Figure 11b shows the average transmission success ratio according to the radio range in each face-routing scheme. As shown in
Figure 11b, GPSR has the highest average transmission success ratio among three face-routing techniques because of the planar graph. This scheme should follow the planar graph that consists of the adjacent-neighbor nodes in one-hop range and determine the candidate nodes of face-routing with this generated graph. As mentioned above, since this scheme transmits the data message to the candidate nodes that are close to each other, it can maintain the higher average transmission success ratio. For this reason, GPSR has the better data transmission success ratio compared with other face-routing research as shown in corresponding simulation results in
Figure 11b. On the other hand, the TEF has the lowest average transmission success ratio because it usually transmits the data message to the farthest candidate nodes with the low data transmission success ratio in one-hop range. Since this scheme searches the farthest-neighbor nodes in one-hop range, it frequently retransmits the data message to the selected candidate nodes because its data transmission success ratio decreases according to the farther transmission distance. The proposed scheme has the better average transmission success ratio than TEF in
Figure 11b. Since the proposed scheme selects the candidate nodes that have the farther distance with the high average transmission success ratio in one-hop range, it can reduce the amount of data retransmission of face-routing. Therefore, the proposed scheme can increase the higher average transmission success ratio than the TEF. However, similar to the recent research such as TEF, since the proposed scheme selects the farther neighbor nodes in one-hop range, its average transmission success ratio is lower than GPSR. Therefore, as shown in
Figure 11b, among three face-routing techniques, GPSR has the highest average transmission success ratio, TEF has the lowest average transmission success ratio, and the proposed scheme is located in the middle position between GPSR and TEF.
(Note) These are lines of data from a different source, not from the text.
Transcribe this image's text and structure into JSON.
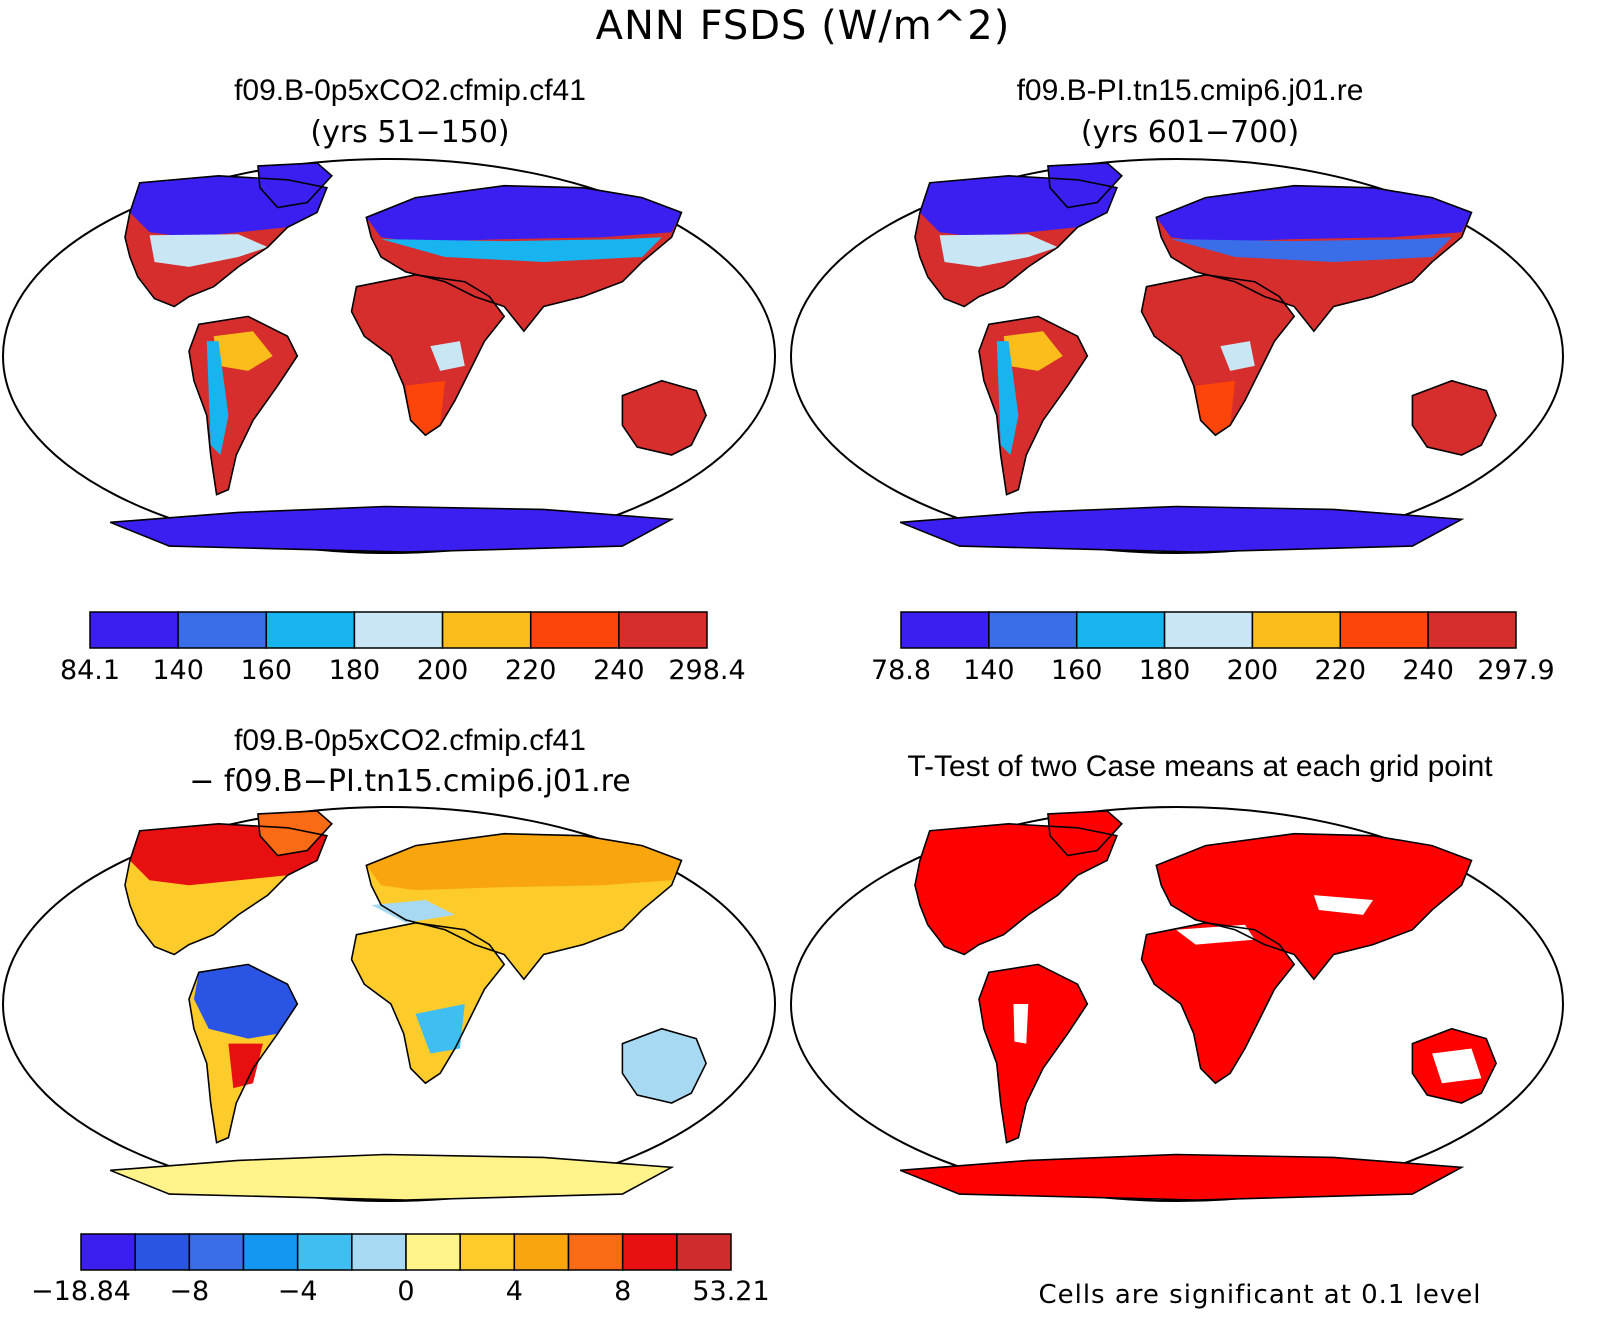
{
  "title": "ANN FSDS (W/m^2)",
  "panels": [
    {
      "id": "case1",
      "title": "f09.B-0p5xCO2.cfmip.cf41",
      "subtitle": "(yrs 51−150)",
      "colorbar": {
        "labels": [
          "84.1",
          "140",
          "160",
          "180",
          "200",
          "220",
          "240",
          "298.4"
        ],
        "colors": [
          "#3a1ff0",
          "#3a6ee8",
          "#17b4f0",
          "#c9e6f5",
          "#fbbd1c",
          "#fd4409",
          "#d62d2d"
        ]
      }
    },
    {
      "id": "case2",
      "title": "f09.B-PI.tn15.cmip6.j01.re",
      "subtitle": "(yrs 601−700)",
      "colorbar": {
        "labels": [
          "78.8",
          "140",
          "160",
          "180",
          "200",
          "220",
          "240",
          "297.9"
        ],
        "colors": [
          "#3a1ff0",
          "#3a6ee8",
          "#17b4f0",
          "#c9e6f5",
          "#fbbd1c",
          "#fd4409",
          "#d62d2d"
        ]
      }
    },
    {
      "id": "diff",
      "title": "f09.B-0p5xCO2.cfmip.cf41",
      "subtitle": "− f09.B−PI.tn15.cmip6.j01.re",
      "colorbar": {
        "labels": [
          "−18.84",
          "−8",
          "−4",
          "0",
          "4",
          "8",
          "53.21"
        ],
        "colors": [
          "#3a1ff0",
          "#2a55e4",
          "#3a6ee8",
          "#1496f3",
          "#3fbef2",
          "#a8d9f2",
          "#fff38a",
          "#fdcb2a",
          "#f9a50d",
          "#fb6a14",
          "#e70f0f",
          "#cf2d2d"
        ]
      }
    },
    {
      "id": "ttest",
      "title": "T-Test of two Case means at each grid point",
      "note": "Cells are significant at 0.1 level",
      "fill": "#ff0000"
    }
  ]
}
Figure 12 shows the average retransmission ratio per node according to the radio range in face-routing research. In GPSR, it has the lowest average retransmission ratio per node among three face-routing technique because of its candidate node selection based on the planar graph. Since face-routing is based on the planar graph when it transmits the data message, GPSR usually selects the closest neighbor nodes with the starting node of face-routing and it has a small retransmission ratio per node. Unlike GPSR, TEF has the highest average retransmission ratio per node among three face-routing techniques because it usually selects the farthest candidate nodes with the low data transmission success ratio due to the farthest transmission distance. The proposed scheme has the better average retransmission ratio per node compared with TEF. Since the proposed scheme selects the farther candidate nodes with the higher data transmission success ratio among them, it can reduce the data retransmission to the candidate nodes of face-routing. However, as shown in this
Figure 12, since the proposed scheme tries to transmit the data message to the farther neighbor nodes in one-hop range, this scheme has a higher average retransmission ratio per node when it is compared with GPSR. To sum up, GPSR has the lowest average retransmission ratio per node compared with two face-routing techniques, TEF has the highest average retransmission ratio per node, and the proposed scheme is located in the middle position between two related face-routing techniques.